U.S. Patent Publication 2009/129944 discloses a peristaltic pump having an occlusion bed slideably mounted in the pump housing. When a pivoting door is opened, the occlusion bed slides away from the rotor assembly to permit mounting of tubing and when the pivoting door is closed, the occlusion bed slides toward the rotor assembly to clamp the tubing in position for pump operation. A rack and pinion arrangement coordinating movement of the sliding occlusion bed with pivoting of the door is disclosed. A sensor may be configured to sense the door condition and disable the peristaltic pump when the door is in an open condition. Additional tube retainer systems for use with peristaltic pumps are described, for example, in U.S. Pat. Nos. 4,558,996, 4,025,376, and 6,722,865, European Patent Application EP 0 731 275 and U.S. Patent Publications 2008/175734 and 2007/243088.
Many material removal devices and interventional catheters incorporate mechanical aspiration systems to remove fluid, disease material and/or particulate debris from the site. Some systems incorporate, or are used in conjunction with, other mechanisms such as distal filters, for preventing material dislodged during the procedure or debris generated during the procedure from circulating in the blood stream. Some interventional catheter systems incorporate or are used in conjunction with a fluid infusion system providing delivery of fluids to an interventional site. Interventional catheter systems may also incorporate or be used in conjunction with imaging systems and other types of complementary and/or auxiliary tools and features that facilitate desirable placement and operation of the system during an interventional procedure.
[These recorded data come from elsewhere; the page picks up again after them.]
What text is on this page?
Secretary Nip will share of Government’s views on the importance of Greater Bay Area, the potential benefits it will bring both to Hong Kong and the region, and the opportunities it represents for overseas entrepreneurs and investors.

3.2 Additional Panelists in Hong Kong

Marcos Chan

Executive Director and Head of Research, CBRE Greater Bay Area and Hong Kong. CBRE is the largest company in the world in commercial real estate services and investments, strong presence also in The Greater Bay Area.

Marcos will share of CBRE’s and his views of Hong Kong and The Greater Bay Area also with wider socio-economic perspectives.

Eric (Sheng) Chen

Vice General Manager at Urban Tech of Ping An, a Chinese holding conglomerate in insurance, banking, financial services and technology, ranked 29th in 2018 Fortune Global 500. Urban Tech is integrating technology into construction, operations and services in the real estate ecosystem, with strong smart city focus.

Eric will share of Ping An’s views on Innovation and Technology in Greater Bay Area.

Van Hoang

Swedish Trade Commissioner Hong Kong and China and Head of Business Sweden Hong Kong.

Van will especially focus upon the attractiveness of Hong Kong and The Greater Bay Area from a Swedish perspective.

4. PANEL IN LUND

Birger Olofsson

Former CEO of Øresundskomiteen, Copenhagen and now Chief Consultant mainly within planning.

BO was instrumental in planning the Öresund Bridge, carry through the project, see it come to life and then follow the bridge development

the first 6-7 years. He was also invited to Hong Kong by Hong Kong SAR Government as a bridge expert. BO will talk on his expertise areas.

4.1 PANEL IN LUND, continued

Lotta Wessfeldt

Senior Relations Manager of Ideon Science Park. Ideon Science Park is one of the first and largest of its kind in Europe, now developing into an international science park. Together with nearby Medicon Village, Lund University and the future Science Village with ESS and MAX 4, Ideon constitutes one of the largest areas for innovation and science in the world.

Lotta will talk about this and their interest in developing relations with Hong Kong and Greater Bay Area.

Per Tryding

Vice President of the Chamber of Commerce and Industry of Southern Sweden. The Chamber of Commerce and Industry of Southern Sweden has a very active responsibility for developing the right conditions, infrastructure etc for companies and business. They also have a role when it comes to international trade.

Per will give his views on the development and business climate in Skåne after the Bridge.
Some interventional catheter systems employ a console-type controller that interfaces directly with interventional catheter components, while some interventional catheter systems employ both a console-type controller that houses non-disposable components such as pumps, drive systems, electrical, electronic, vacuum and fluid control systems, and the like, as well as another intermediate control device that provides operator control options and, in some cases, feedback information. The intermediate control device is typically located at or near a proximal end of the interventional catheter, and may be positioned within or close to the sterile field during a procedure. Interventional catheter systems employing both a console-type controller and an intermediate control device are described, for example, in PCT International Publication WO 2008/042987 A2, the disclosure of which is incorporated herein by reference in its entirety.
During setup of an interventional catheter system employing a control module, an operator typically connects or otherwise operably interfaces components of the interventional catheter assembly, or an intermediate control system generally designed for single patient use, to the reusable console-type control module. In many cases, this involves installing infusion and/or aspiration tubing in the console, interfacing the tubing with pump(s), infusion sources and aspiration receptacles, priming the infusion system, and the like. Providing simple to operate interfaces between infusion and/or aspiration tubing, pumps, sources and receptacles, while also providing accurate and reliable placement of tubing and maintaining appropriate tolerances is essential to pump operation and, ultimately, the success and outcome of interventional operations. Pump assemblies and systems incorporating these pump assemblies of the present invention are directed to achieving these objectives.